The first two parts of the book are mainly devoted to world building and to establishing the identities of the main characters, Leo Faulcon, his lover and team leader Lena Tanoway, and new recruit Kris Dojaan. These sections describe the environment of the ever-changing rift valley and the human society which has evolved there. Although those who explore the ruins run the risk of being swept away with the winds, Kris feels that if he enters a time squall of his own free will, he will survive and be able to ride the winds to find his brother who was lost in the valley.
Compared with the first two parts, part three is much more introspective and philosophical.
After Leo’s life is tragically affected by the Time Winds, he travels to another area of the planet where a settlement of humans (the Manchanged) have rehabilitated themselves physically to be able to live outdoors unprotected. This colony of farmers proves to be in some ways a lot wiser and less superstitious than the technologically advanced society which lives inside the sealed metal city near the rift, and certain members of it help Leo to see more clearly to what extent his view of reality is merely a reflection of his own fears, desires and experiences.
But does Leo possess the courage of his convictions, and can he really face the ultimate danger in order to discover the truth about the Time Winds and perhaps even save those who have been lost?
I found this story suitably engrossing, partly due to the central mystery regarding the true nature of the Time Winds. The author is clearly highly adept at world building, and the interactions between the characters felt convincing. The inconsistencies and contradictions in the thoughts of Leo Faulcon also added to the realism. My only slight complaint is that the ending felt somewhat abrupt. Although the conclusion did reveal the mystery, I would have felt more satisfied it the final chapter had been a little more substantial in content.
Below are some quotes from the book which I feel capture its general tone:
“That’s the trouble with progress; it forgets that people like the way they do things.”
“It’s excitement, I think. That sense of excitement, of wonder. The sort of feeling we had at school when people talked about other Galaxies, and all the worlds in our Galaxy that had only been recorded, never explored. It’s imagination, the feeling of mystery that you get when people tell you stories about distant islands, hidden asteroids, secret locations, secret lands where things are strange, and where we’re infiltrators, or strangers. There’s something so magic about the unknown, and I remember that it was the sense of the unknown, and the desperate need to penetrate that unknown just a little, that brought me out here. ”
“You’ve been totally content when you were happy and totally discontent when you were miserable; you’ve evaluated the moments of your life into good and bad, and you, and the billions like you, have never comprehended that there are no good and bad moments, only moments when you’re alive, moments when you’re experiencing life, being with life, no matter whether you’re in pain, or pleasure, or depression, or solitariness.”

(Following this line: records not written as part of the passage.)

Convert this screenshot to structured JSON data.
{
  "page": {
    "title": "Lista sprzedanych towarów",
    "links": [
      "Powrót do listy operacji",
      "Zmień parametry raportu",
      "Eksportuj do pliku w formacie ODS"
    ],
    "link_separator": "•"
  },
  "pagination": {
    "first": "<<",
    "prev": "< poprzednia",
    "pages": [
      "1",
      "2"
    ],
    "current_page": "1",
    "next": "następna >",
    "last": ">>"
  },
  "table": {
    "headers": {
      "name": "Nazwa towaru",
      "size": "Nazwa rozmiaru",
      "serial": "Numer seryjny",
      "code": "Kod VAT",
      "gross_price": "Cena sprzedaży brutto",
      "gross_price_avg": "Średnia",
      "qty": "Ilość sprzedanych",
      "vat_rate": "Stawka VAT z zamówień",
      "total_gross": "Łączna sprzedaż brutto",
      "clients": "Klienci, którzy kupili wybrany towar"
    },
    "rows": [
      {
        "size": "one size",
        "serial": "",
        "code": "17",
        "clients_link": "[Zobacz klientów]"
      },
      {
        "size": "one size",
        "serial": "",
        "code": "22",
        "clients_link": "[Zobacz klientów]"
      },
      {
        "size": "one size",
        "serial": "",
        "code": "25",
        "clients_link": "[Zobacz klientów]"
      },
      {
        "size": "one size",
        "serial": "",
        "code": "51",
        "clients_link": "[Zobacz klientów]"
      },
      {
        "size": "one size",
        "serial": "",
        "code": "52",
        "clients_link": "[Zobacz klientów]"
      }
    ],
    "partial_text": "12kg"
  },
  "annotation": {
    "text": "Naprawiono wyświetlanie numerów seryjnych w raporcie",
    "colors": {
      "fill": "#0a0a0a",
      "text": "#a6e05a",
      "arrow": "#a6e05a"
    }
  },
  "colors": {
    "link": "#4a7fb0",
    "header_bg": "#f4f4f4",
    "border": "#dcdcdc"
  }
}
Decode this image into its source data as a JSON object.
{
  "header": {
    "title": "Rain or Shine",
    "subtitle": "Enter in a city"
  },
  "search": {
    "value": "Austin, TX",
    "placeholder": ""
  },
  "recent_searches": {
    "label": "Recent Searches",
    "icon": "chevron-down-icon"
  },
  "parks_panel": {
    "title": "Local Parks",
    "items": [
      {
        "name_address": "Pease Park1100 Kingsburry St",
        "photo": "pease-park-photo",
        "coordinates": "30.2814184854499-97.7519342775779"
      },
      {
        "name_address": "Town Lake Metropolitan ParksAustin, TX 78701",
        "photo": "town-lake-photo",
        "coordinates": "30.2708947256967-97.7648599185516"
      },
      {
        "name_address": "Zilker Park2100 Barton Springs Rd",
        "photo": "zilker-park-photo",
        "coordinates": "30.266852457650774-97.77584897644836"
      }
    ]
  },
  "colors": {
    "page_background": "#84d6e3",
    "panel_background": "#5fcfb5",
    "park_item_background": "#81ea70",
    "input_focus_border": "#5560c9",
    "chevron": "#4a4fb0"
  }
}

“I don’t regret a day in my life. I don’t regret the waste of time when I oversleep, I don’t regret the missed opportunity, the lost love, the failed work. My memories of man are of a constant process of dissatisfaction, of regret, of resistance to anything that does not seem as if it’s going the expected way, of not living, Leo, of not ever being 100 per cent a part of life. I remember men as being a breed forever resisting its very humanness—its weakness, its flaws, its failures, its imperfections. Such resistance is the quickest way to self-destruction. It’s the easiest way to become trapped by the very weakness you try to avoid.”
“Nothing you can do or say is going to change one molecule of anything in the damned Universe, so is there really any point in brooding about it, or worrying about it, being beaten to death by it?”
“And besides, don’t you see that by delaying death, if that’s what you believe you’re doing, you’re eking out your existence from the point of view of fear of death, rather than from experience of life? You exist because you’re being buffeted about by just about every circumstance that the Universe can throw against you. We live up here because we create our own circumstances, we accept responsibility for everything. You fight against the inevitable … if you’re going to walk into the time winds, do you think you can do or say one thing that will change that? Of course you can’t. So why fight it, why be dragged fighting and screaming through the inevitable, only to emerge on the other side bloody and breathless, saying, ‘My God, I made it through.’ Don’t you think you’d have made it through anyway? And how much more enjoyable the passage would have been if you’d relaxed and experienced what was happening to you.”
It was too easy to dismiss that scattered memory, or imagery, or wordery that drifted through the waking mind as being mere day-dream indulgence. The fact was that internal conversations were often pointers towards important resolutions.
“The manchanged made me realize something when I was with them last. They said that natural knowing is the only knowing.”
“We are an impatient, edgy species, Ben. We can’t wait for things to happen; we have to make them happen.”